2022’DE YÜZDE 5 CİVARINDA BÜYÜME BEKLENİYOR

Çakar, bu yıl itibarıyla da dünyadaki büyüme ve dünyadaki ticaret hacmindeki artışın devam edeceğini öngördüklerini bildirerek, petrol, enerji ve enerji dışındaki emtia ve girdilerin maliyetlerinin artacağını ancak bir önceki yıla göre çok ciddi bir artış beklemediklerini kaydetti.

Salgın sürecinde Türkiye’de de ekonominin durgunlaştığı dönemde piyasayı hareketlendirecek adımlar atıldığını anımsatan Çakar, gerek maliye gerek para politikalarıyla piyasaya ciddi para enjekte edildiğini söyledi. Çakar, bankacılık sektörü olarak kredi kanallarını açık tuttuklarını, bazı sektörlere pozitif ayrımcılıklar tanıyarak ciddi kampanyalarla krediler verdiklerini, nakit akışlarında bozulma olan müşterilerde ötelemelere, yeniden yapılandırmalara gittiklerini dile getirdi.

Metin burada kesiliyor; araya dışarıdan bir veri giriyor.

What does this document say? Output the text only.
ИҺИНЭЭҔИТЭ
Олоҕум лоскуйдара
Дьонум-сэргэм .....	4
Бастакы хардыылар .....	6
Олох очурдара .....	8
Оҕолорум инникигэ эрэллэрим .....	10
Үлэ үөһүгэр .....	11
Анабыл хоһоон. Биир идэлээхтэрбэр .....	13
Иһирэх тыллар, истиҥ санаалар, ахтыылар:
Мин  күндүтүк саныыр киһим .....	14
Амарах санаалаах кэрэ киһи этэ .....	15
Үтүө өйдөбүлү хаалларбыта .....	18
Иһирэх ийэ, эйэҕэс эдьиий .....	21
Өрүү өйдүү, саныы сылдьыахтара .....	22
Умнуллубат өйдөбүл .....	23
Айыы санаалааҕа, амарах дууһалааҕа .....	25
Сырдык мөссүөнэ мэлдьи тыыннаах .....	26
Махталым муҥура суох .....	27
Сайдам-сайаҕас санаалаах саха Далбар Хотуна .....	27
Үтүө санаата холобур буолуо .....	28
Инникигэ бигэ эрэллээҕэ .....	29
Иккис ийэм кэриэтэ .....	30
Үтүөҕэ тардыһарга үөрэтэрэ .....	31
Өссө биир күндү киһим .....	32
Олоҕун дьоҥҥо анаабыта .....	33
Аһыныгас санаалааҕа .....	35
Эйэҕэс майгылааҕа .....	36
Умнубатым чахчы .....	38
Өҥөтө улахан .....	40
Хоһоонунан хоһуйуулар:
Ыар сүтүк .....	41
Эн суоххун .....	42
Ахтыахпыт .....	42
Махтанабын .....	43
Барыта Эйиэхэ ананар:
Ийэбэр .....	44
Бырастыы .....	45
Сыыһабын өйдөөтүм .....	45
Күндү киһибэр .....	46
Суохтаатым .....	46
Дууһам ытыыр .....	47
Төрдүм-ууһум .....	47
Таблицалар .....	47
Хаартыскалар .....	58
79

Makul iş birliği içerisinde salgın sürecini yönettiklerini ifade eden Çakar, şöyle devam etti:

“2020’de pozitif ayrışmış olarak bütün dünyada nadir büyüyen ülkelerden biri olduk, yüzde 1,8. Geçen seneyi yüzde 10’un üzerinde bir büyümeyle kapatıyoruz, 2022 yılında da yüzde 5 civarında da bir büyüme yakalayacağız. Bizim gibi genç ve dinamik ülkelerde büyüme çok önemli. Her sene yüzde 5 civarında büyümek zorundayız. Hem ekonominin dinamiğini sağlamak hem de istihdamı korumak adına bu ülke yüzde 5 civarında büyümek zorunda.”

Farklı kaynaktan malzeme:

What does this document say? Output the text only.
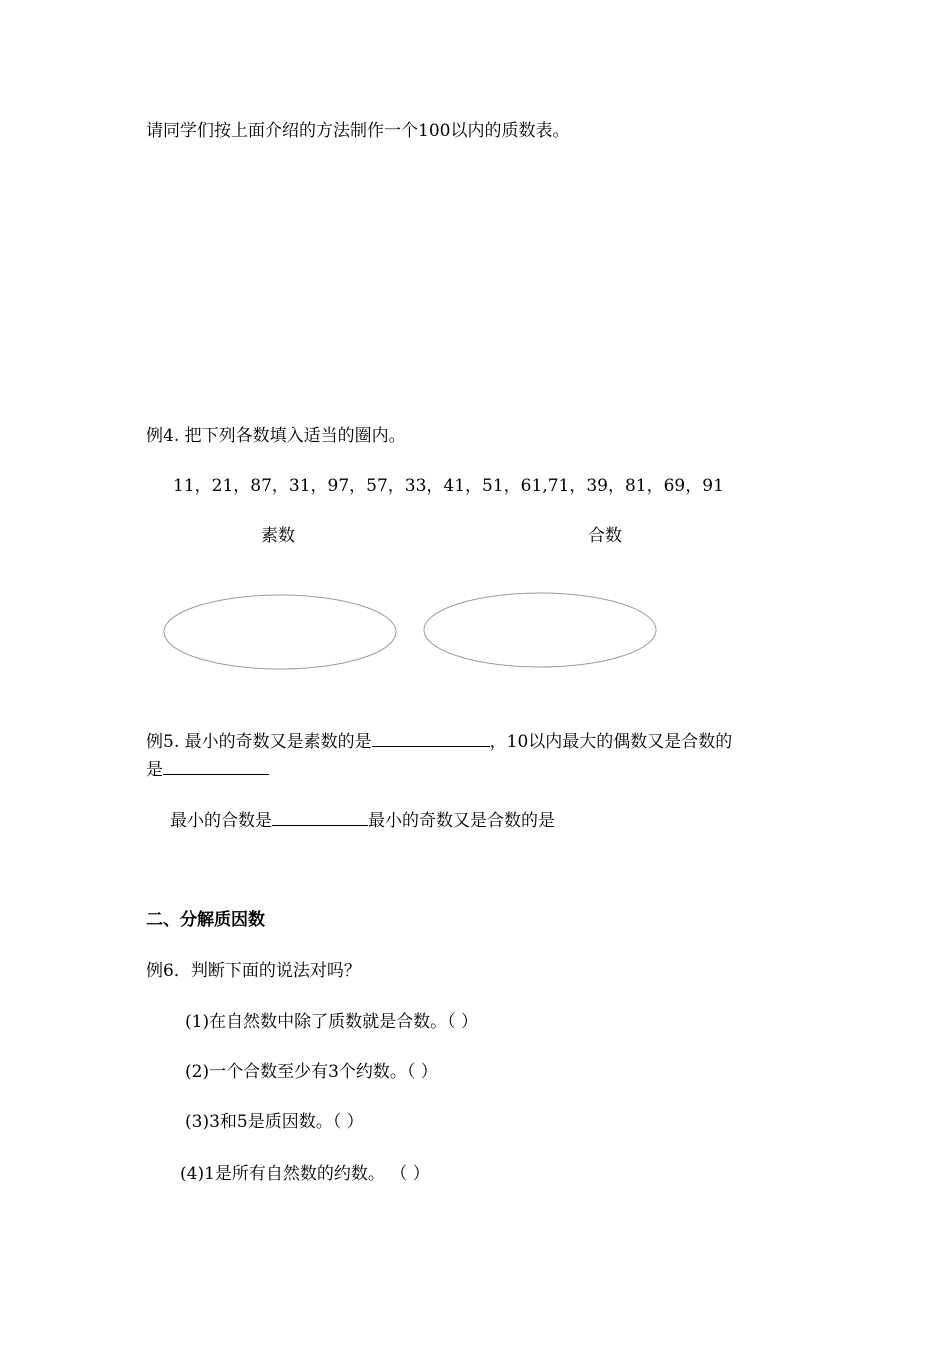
请同学们按上面介绍的方法制作一个100以内的质数表。
例4. 把下列各数填入适当的圈内。
11，21，87，31，97，57，33，41，51，61,71，39，81，69，91
素数	合数
例5. 最小的奇数又是素数的是	，10以内最大的偶数又是合数的
是
最小的合数是	最小的奇数又是合数的是
二、分解质因数
例6．判断下面的说法对吗？
(1)在自然数中除了质数就是合数。（ ）
(2)一个合数至少有3个约数。（ ）
(3)3和5是质因数。（ ）
(4)1是所有自然数的约数。 （ ）
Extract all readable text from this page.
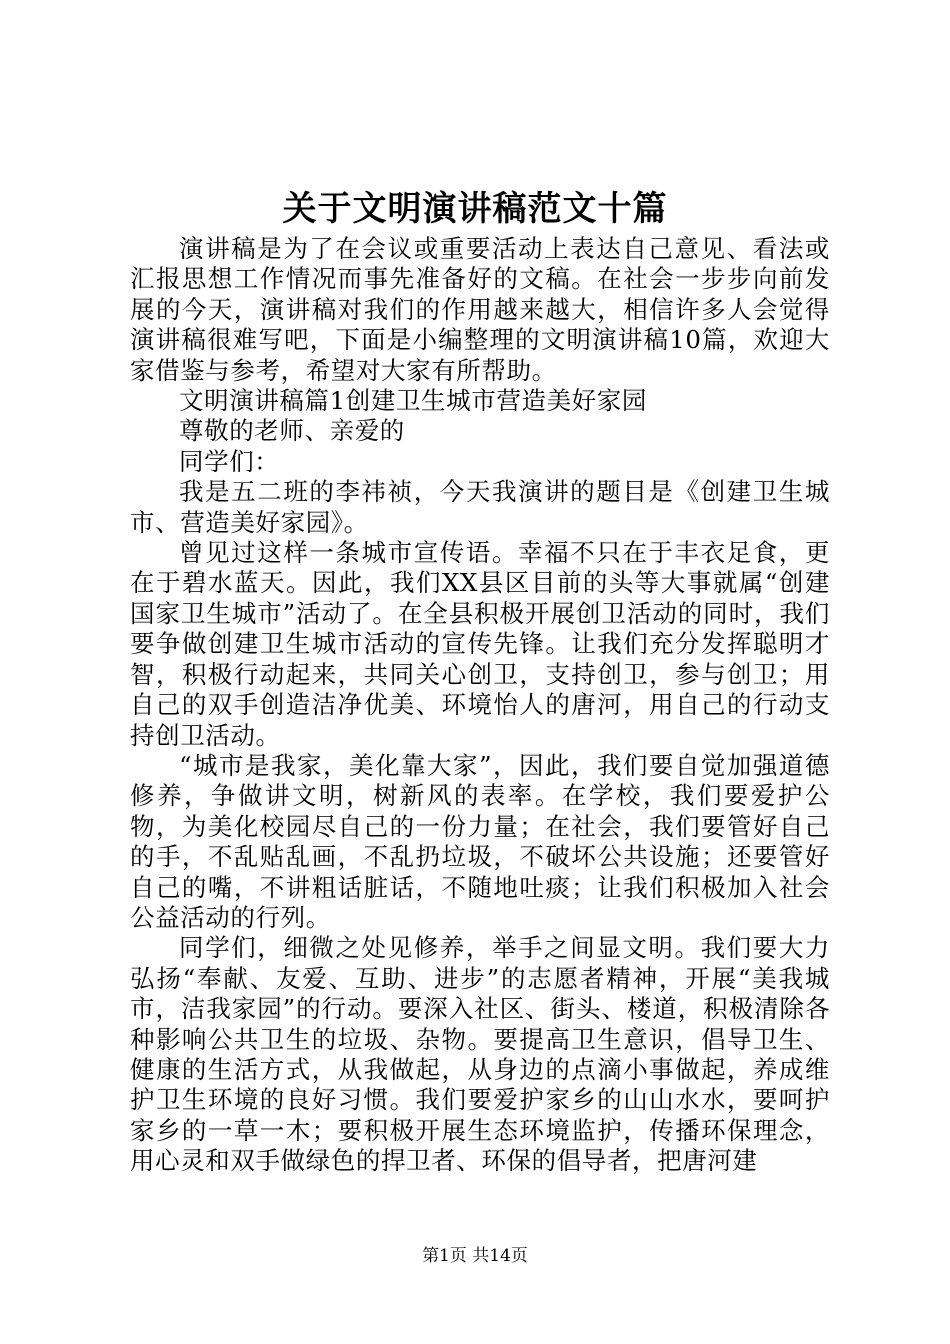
关于文明演讲稿范文十篇

演讲稿是为了在会议或重要活动上表达自己意见、看法或汇报思想工作情况而事先准备好的文稿。在社会一步步向前发展的今天，演讲稿对我们的作用越来越大，相信许多人会觉得演讲稿很难写吧，下面是小编整理的文明演讲稿10篇，欢迎大家借鉴与参考，希望对大家有所帮助。

文明演讲稿篇1创建卫生城市营造美好家园

尊敬的老师、亲爱的

同学们：

我是五二班的李祎祯，今天我演讲的题目是《创建卫生城市、营造美好家园》。

曾见过这样一条城市宣传语。幸福不只在于丰衣足食，更在于碧水蓝天。因此，我们XX县区目前的头等大事就属“创建国家卫生城市”活动了。在全县积极开展创卫活动的同时，我们要争做创建卫生城市活动的宣传先锋。让我们充分发挥聪明才智，积极行动起来，共同关心创卫，支持创卫，参与创卫；用自己的双手创造洁净优美、环境怡人的唐河，用自己的行动支持创卫活动。

“城市是我家，美化靠大家”，因此，我们要自觉加强道德修养，争做讲文明，树新风的表率。在学校，我们要爱护公物，为美化校园尽自己的一份力量；在社会，我们要管好自己的手，不乱贴乱画，不乱扔垃圾，不破坏公共设施；还要管好自己的嘴，不讲粗话脏话，不随地吐痰；让我们积极加入社会公益活动的行列。

同学们，细微之处见修养，举手之间显文明。我们要大力弘扬“奉献、友爱、互助、进步”的志愿者精神，开展“美我城市，洁我家园”的行动。要深入社区、街头、楼道，积极清除各种影响公共卫生的垃圾、杂物。要提高卫生意识，倡导卫生、健康的生活方式，从我做起，从身边的点滴小事做起，养成维护卫生环境的良好习惯。我们要爱护家乡的山山水水，要呵护家乡的一草一木；要积极开展生态环境监护，传播环保理念，用心灵和双手做绿色的捍卫者、环保的倡导者，把唐河建

第1页 共14页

Enflasyon rakamlarına değinen Alpaslan Çakar, “Bu enflasyon bu ivmeyle devam etmeyecek. Önümüzdeki dönem itibarıyla döviz kazandırıcı gelirle beraber özellikle Antalya etkisiyle artık ivme kaybederek enflasyonun düşeceğini hepimiz öngörüyoruz.” dedi.

Çakar, Türk bankacılık sektörünün toplam büyüklüğünün 9,2 trilyon lira olduğunu belirterek, bilançonun yüzde 70’ini gerek kamuya gerekse özele kredi olarak kullandırdıklarını bildirdi. Türk Bankacılık sektörünün öz kaynak ve sermaye yapısı ile bu ülkenin en köklü ve en dinamik sektörlerinden biri olduğunu dile getiren Çakar, 22 ülkenin Türkiye’de ya şubesi ya bankası bulunduğunu kaydetti.

Kredilerin tahsili gecikmiş alacakların oranını da yüzde 3,2 olduğunu vurgulayan Çakar, salgın sürecine göre makul bir düzeyde olduklarını söyledi.

Çakar, Antalya’nın “turizmin başkenti” olarak nitelendirildiğini de anımsatarak, turizmin döviz kazandırıcı önemli bir sektör olduğuna işaret etti. Turizmin “bacasız sanayi” kavramına çok uyduğunu dile getiren Çakar, turizm sektörüne 201 milyar lira kredi kullandırıldığını, toplam kredi payında turizmin oranının yüzde 5 olduğunu bildirdi.

Salgında en çok etkilenen sektörlerin başında turizmin geldiğini aktaran Çakar, 2019’da Türkiye’ye 51 milyon civarında turist geldiğini ve 35,5 milyar dolar gelir sağlandığını, 2020’de ise rakamların düştüğünü ancak bu yıl için beklentinin 2019’un rakamları olduğunu belirtti.

Bankacılık sektörü olarak sermaye, bilanço yapıları, kaliteli insan gücü, dijital altyapı, tecrübeli yönetim, ürün ve hizmet çeşitliliği ile her zaman sektörün yanında olmaya devam edeceklerini söyleyen Çakar, sözlerini şöyle sürdürdü:

“Önümüz bahar, ekonomik anlamda bahar. Önümüzdeki dönemde üretenin, istihdam yaratanın, yatırım, ihracat, ticaret yapanın yanında olmaya devam edeceğiz. Destek vermeye devam edeceğiz. Çünkü hepimiz aynı sistemin parçalarıyız. Sadece bankacılık sektörünün kazandığı, diğer sektörlerin zarar ettiği veya paralel şekilde büyümediği bir ekonomik modelin hiç kimseye bir faydası yok. Ülke kazandıkça hepimiz güçleneceğiz. Hepimiz birbirimizi ancak tamamlayabiliriz.”